Therefore, as a universal trend, Cys- or Sec- containing SPS genes (to which we refer as SPS2) are found in all metazoan (eukaryotic) genomes encoding selenoproteins, while eukaryotic genomes containing only SPS genes carrying amino acids other than Sec or Cys at the homologous UGA position do not encode selenoproteins. Thus, the duplicated non-Cys, non-Sec copies of SPS2 in human and fly are unlikely to carry a function related to selenoprotein synthesis. Since in human and fly, they are commonly referred to as SPS1 (Xu et al. 2007b), we will collectively refer to all non-Cys, non-Sec SPS2 duplications in metazoans as SPS1 (e.g. SPS1-Thr for human SPS1).
The SPS duplications had a detectable effect on the selective pressure acting on SPS2. In fact, we consistently detected accelerated rates of non-synonymous vs synonymous substitution in the parental SPS2 gene after each duplication (see Methods and Supplementary Material S3), consistent with a relaxation of the selective constraints acting upon the gene. As a result, SPS1 genes show overall higher sequence similarity across metazoans than SPS2 genes after duplication (80% vs 70%). Also, the predicted ancestral SPS2 genes are more similar to SPS1 genes, than to SPS2 genes after duplication. The higher divergence of SPS2 sequences after duplication appears to be mostly localized in the C-terminal domain (Supplementary Figure SM3.6).
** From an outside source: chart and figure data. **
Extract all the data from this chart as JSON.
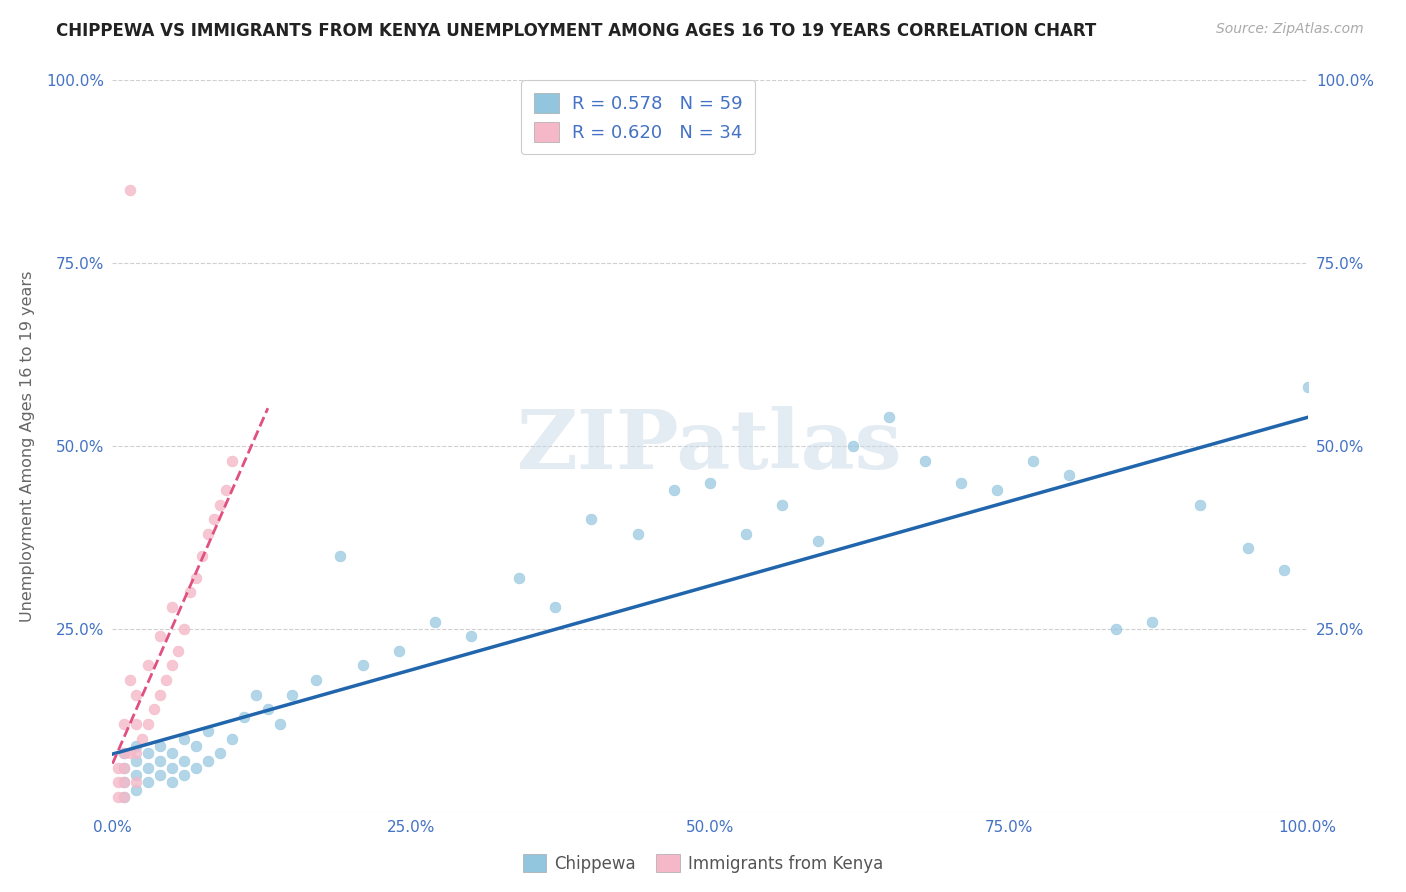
{
  "title": "CHIPPEWA VS IMMIGRANTS FROM KENYA UNEMPLOYMENT AMONG AGES 16 TO 19 YEARS CORRELATION CHART",
  "source_text": "Source: ZipAtlas.com",
  "ylabel": "Unemployment Among Ages 16 to 19 years",
  "xlim": [
    0,
    100
  ],
  "ylim": [
    0,
    100
  ],
  "xtick_labels": [
    "0.0%",
    "25.0%",
    "50.0%",
    "75.0%",
    "100.0%"
  ],
  "ytick_labels": [
    "",
    "25.0%",
    "50.0%",
    "75.0%",
    "100.0%"
  ],
  "watermark": "ZIPatlas",
  "legend_blue_r": "R = 0.578",
  "legend_blue_n": "N = 59",
  "legend_pink_r": "R = 0.620",
  "legend_pink_n": "N = 34",
  "legend_label_blue": "Chippewa",
  "legend_label_pink": "Immigrants from Kenya",
  "blue_color": "#92c5de",
  "pink_color": "#f4b8c8",
  "blue_line_color": "#2166ac",
  "pink_line_color": "#e05080",
  "title_color": "#222222",
  "tick_color": "#4472c4",
  "grid_color": "#d0d0d0",
  "background_color": "#ffffff",
  "blue_r": 0.578,
  "pink_r": 0.62,
  "blue_n": 59,
  "pink_n": 34,
  "chippewa_x": [
    1,
    1,
    1,
    1,
    2,
    2,
    2,
    2,
    3,
    3,
    3,
    4,
    4,
    4,
    5,
    5,
    5,
    6,
    6,
    6,
    7,
    7,
    8,
    8,
    9,
    10,
    11,
    12,
    13,
    14,
    15,
    17,
    19,
    21,
    24,
    27,
    30,
    34,
    37,
    40,
    44,
    47,
    50,
    53,
    56,
    59,
    62,
    65,
    68,
    71,
    74,
    77,
    80,
    84,
    87,
    91,
    95,
    98,
    100
  ],
  "chippewa_y": [
    2,
    4,
    6,
    8,
    3,
    5,
    7,
    9,
    4,
    6,
    8,
    5,
    7,
    9,
    4,
    6,
    8,
    5,
    7,
    10,
    6,
    9,
    7,
    11,
    8,
    10,
    13,
    16,
    14,
    12,
    16,
    18,
    35,
    20,
    22,
    26,
    24,
    32,
    28,
    40,
    38,
    44,
    45,
    38,
    42,
    37,
    50,
    54,
    48,
    45,
    44,
    48,
    46,
    25,
    26,
    42,
    36,
    33,
    58
  ],
  "kenya_x": [
    0.5,
    0.5,
    0.5,
    1,
    1,
    1,
    1,
    1,
    1.5,
    1.5,
    2,
    2,
    2,
    2,
    2.5,
    3,
    3,
    3.5,
    4,
    4,
    4.5,
    5,
    5,
    5.5,
    6,
    6.5,
    7,
    7.5,
    8,
    8.5,
    9,
    9.5,
    10,
    1.5
  ],
  "kenya_y": [
    2,
    4,
    6,
    2,
    4,
    6,
    8,
    12,
    8,
    18,
    4,
    8,
    12,
    16,
    10,
    12,
    20,
    14,
    16,
    24,
    18,
    20,
    28,
    22,
    25,
    30,
    32,
    35,
    38,
    40,
    42,
    44,
    48,
    85
  ]
}
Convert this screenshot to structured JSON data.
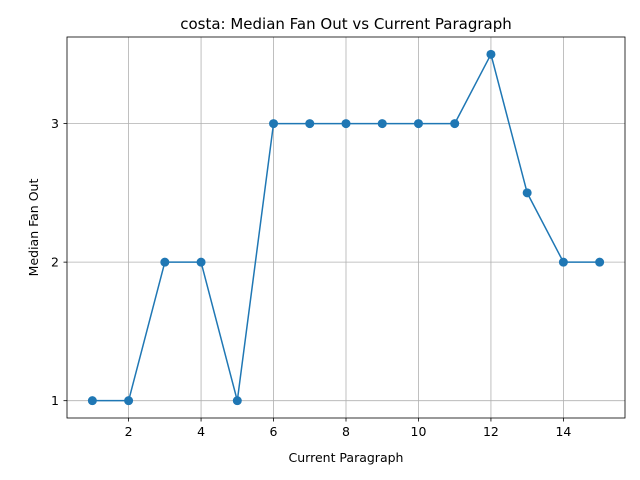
{
  "chart_data": {
    "type": "line",
    "title": "costa: Median Fan Out vs Current Paragraph",
    "xlabel": "Current Paragraph",
    "ylabel": "Median Fan Out",
    "x": [
      1,
      2,
      3,
      4,
      5,
      6,
      7,
      8,
      9,
      10,
      11,
      12,
      13,
      14,
      15
    ],
    "series": [
      {
        "values": [
          1,
          1,
          2,
          2,
          1,
          3,
          3,
          3,
          3,
          3,
          3,
          3.5,
          2.5,
          2,
          2
        ],
        "color": "#1f77b4"
      }
    ],
    "xticks": [
      2,
      4,
      6,
      8,
      10,
      12,
      14
    ],
    "yticks": [
      1,
      2,
      3
    ],
    "xlim": [
      0.3,
      15.7
    ],
    "ylim": [
      0.875,
      3.625
    ],
    "grid": true,
    "marker": "circle"
  }
}
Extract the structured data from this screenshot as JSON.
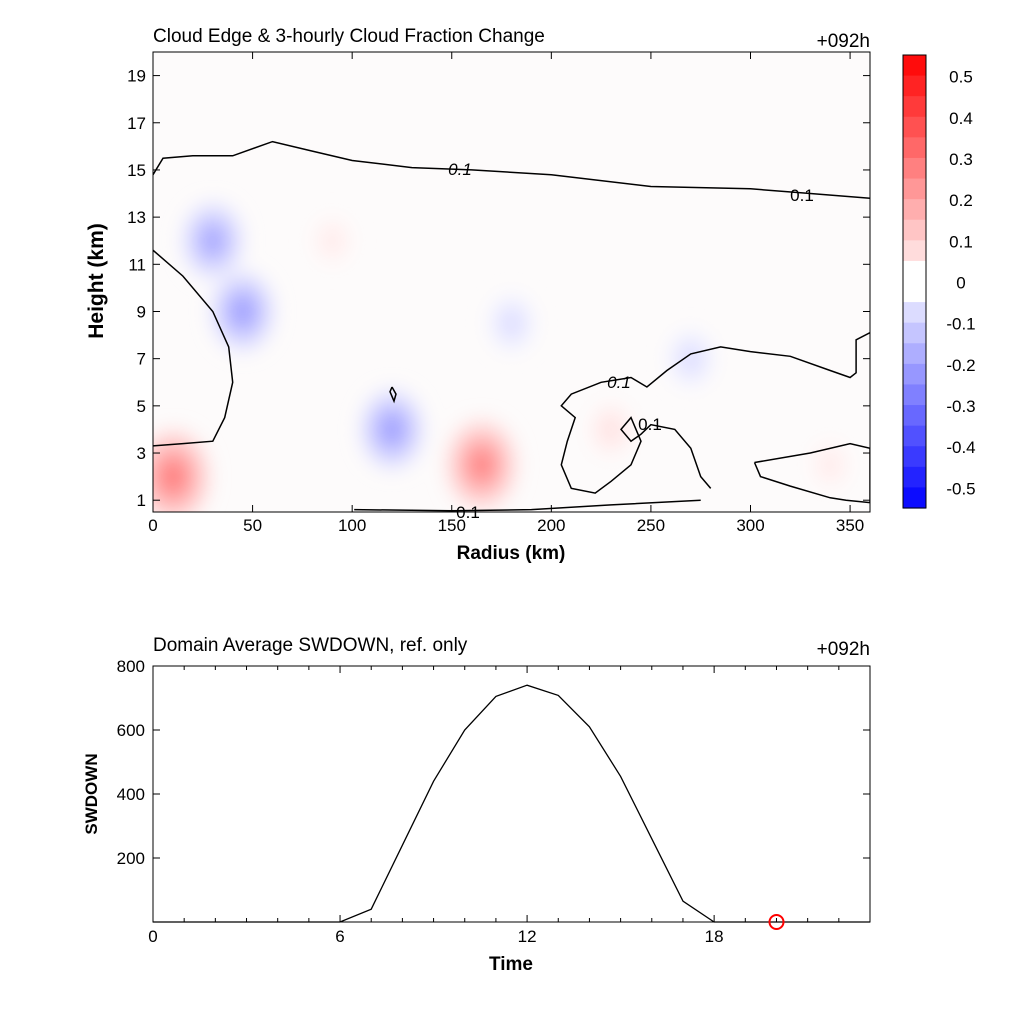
{
  "chart_data": [
    {
      "type": "heatmap",
      "title": "Cloud Edge & 3-hourly Cloud Fraction Change",
      "time_label": "+092h",
      "xlabel": "Radius (km)",
      "ylabel": "Height (km)",
      "xlim": [
        0,
        360
      ],
      "ylim": [
        0.5,
        20
      ],
      "xticks": [
        "0",
        "50",
        "100",
        "150",
        "200",
        "250",
        "300",
        "350"
      ],
      "yticks": [
        "1",
        "3",
        "5",
        "7",
        "9",
        "11",
        "13",
        "15",
        "17",
        "19"
      ],
      "colorbar": {
        "range": [
          -0.55,
          0.55
        ],
        "step": 0.05,
        "tick_labels": [
          "0.5",
          "0.4",
          "0.3",
          "0.2",
          "0.1",
          "0",
          "-0.1",
          "-0.2",
          "-0.3",
          "-0.4",
          "-0.5"
        ],
        "low_color": "#0000ff",
        "mid_color": "#ffffff",
        "high_color": "#ff0000"
      },
      "contour_level_label": "0.1",
      "anomalies": [
        {
          "x": 30,
          "y": 12.0,
          "value": -0.2
        },
        {
          "x": 45,
          "y": 9.0,
          "value": -0.22
        },
        {
          "x": 120,
          "y": 4.0,
          "value": -0.22
        },
        {
          "x": 165,
          "y": 2.5,
          "value": 0.28
        },
        {
          "x": 10,
          "y": 2.0,
          "value": 0.3
        },
        {
          "x": 180,
          "y": 8.5,
          "value": -0.08
        },
        {
          "x": 270,
          "y": 7.0,
          "value": -0.08
        },
        {
          "x": 90,
          "y": 12.0,
          "value": 0.05
        },
        {
          "x": 230,
          "y": 4.0,
          "value": 0.07
        },
        {
          "x": 340,
          "y": 2.5,
          "value": 0.05
        }
      ],
      "contours": [
        [
          [
            0,
            14.8
          ],
          [
            5,
            15.5
          ],
          [
            20,
            15.6
          ],
          [
            40,
            15.6
          ],
          [
            60,
            16.2
          ],
          [
            80,
            15.8
          ],
          [
            100,
            15.4
          ],
          [
            130,
            15.1
          ],
          [
            160,
            15.0
          ],
          [
            200,
            14.8
          ],
          [
            250,
            14.3
          ],
          [
            300,
            14.2
          ],
          [
            330,
            14.0
          ],
          [
            360,
            13.8
          ]
        ],
        [
          [
            0,
            11.6
          ],
          [
            15,
            10.5
          ],
          [
            30,
            9.0
          ],
          [
            38,
            7.5
          ],
          [
            40,
            6.0
          ],
          [
            36,
            4.5
          ],
          [
            30,
            3.5
          ],
          [
            15,
            3.4
          ],
          [
            0,
            3.3
          ]
        ],
        [
          [
            101,
            0.6
          ],
          [
            150,
            0.55
          ],
          [
            190,
            0.6
          ],
          [
            230,
            0.8
          ],
          [
            275,
            1.0
          ]
        ],
        [
          [
            280,
            1.5
          ],
          [
            275,
            2.0
          ],
          [
            270,
            3.2
          ],
          [
            262,
            4.0
          ],
          [
            250,
            4.2
          ],
          [
            245,
            3.8
          ],
          [
            240,
            3.5
          ],
          [
            235,
            4.0
          ],
          [
            240,
            4.5
          ],
          [
            245,
            3.5
          ],
          [
            240,
            2.5
          ],
          [
            230,
            1.8
          ],
          [
            222,
            1.3
          ],
          [
            210,
            1.5
          ],
          [
            205,
            2.5
          ],
          [
            208,
            3.5
          ],
          [
            212,
            4.5
          ],
          [
            205,
            5.0
          ],
          [
            210,
            5.5
          ],
          [
            225,
            6.0
          ],
          [
            240,
            6.2
          ],
          [
            248,
            5.8
          ],
          [
            258,
            6.5
          ],
          [
            270,
            7.2
          ],
          [
            285,
            7.5
          ],
          [
            300,
            7.3
          ],
          [
            320,
            7.1
          ],
          [
            340,
            6.5
          ],
          [
            350,
            6.2
          ],
          [
            353,
            6.4
          ],
          [
            353,
            7.8
          ],
          [
            360,
            8.1
          ]
        ],
        [
          [
            120,
            5.8
          ],
          [
            122,
            5.5
          ],
          [
            121,
            5.2
          ],
          [
            119,
            5.6
          ],
          [
            120,
            5.8
          ]
        ],
        [
          [
            302,
            2.6
          ],
          [
            330,
            3.0
          ],
          [
            350,
            3.4
          ],
          [
            360,
            3.2
          ],
          [
            360,
            0.9
          ],
          [
            348,
            1.0
          ],
          [
            340,
            1.1
          ],
          [
            320,
            1.6
          ],
          [
            305,
            2.0
          ],
          [
            302,
            2.6
          ]
        ]
      ]
    },
    {
      "type": "line",
      "title": "Domain Average SWDOWN, ref. only",
      "time_label": "+092h",
      "xlabel": "Time",
      "ylabel": "SWDOWN",
      "xlim": [
        0,
        23
      ],
      "ylim": [
        0,
        800
      ],
      "xticks": [
        "0",
        "6",
        "12",
        "18"
      ],
      "yticks": [
        "200",
        "400",
        "600",
        "800"
      ],
      "x": [
        0,
        1,
        2,
        3,
        4,
        5,
        6,
        7,
        8,
        9,
        10,
        11,
        12,
        13,
        14,
        15,
        16,
        17,
        18,
        19,
        20,
        21,
        22,
        23
      ],
      "y": [
        0,
        0,
        0,
        0,
        0,
        0,
        0,
        40,
        240,
        440,
        600,
        705,
        740,
        708,
        610,
        455,
        260,
        65,
        0,
        0,
        0,
        0,
        0,
        0
      ],
      "marker": {
        "x": 20,
        "y": 0,
        "color": "#ff0000"
      }
    }
  ]
}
In the next section, we briefly describe each SPS duplication separately.
SPS phylogeny in vertebrates
All non-vertebrate deuterostomes (except tunicates) and Cyclostomata (jawless vertebrates, such as lampreys) encode only one SPS2 gene, while all Gnasthostomata possess SPS1 in addition. Thus, we conclude that vertebrate SPS1 (SPS1-Thr) originated from a duplication of SPS2 concomitant with conversion of Sec to threonine (Supplementary Material S3) at the root of Gnasthostomata. The conservation of intron positions within the protein sequence is consistent with duplication involving the whole gene structure, and given its phylogenetic position, this is likely to be part of one of the reported rounds of whole genome duplications at the base of vertebrates (Dehal and Boore, 2005). As recently reported (Mariotti et al. 2012), in mammals the SPS2 gene duplicated again, this time by retro-transposition, generating a second SPS2-Sec gene almost identical to the parental, except for the lack of introns. In placental mammals, the intronless SPS2 replaced functionally the parental gene (which was lost), while non-placental mammals still retain the two copies (see, for example, Monodelphis domestica in Figure 2).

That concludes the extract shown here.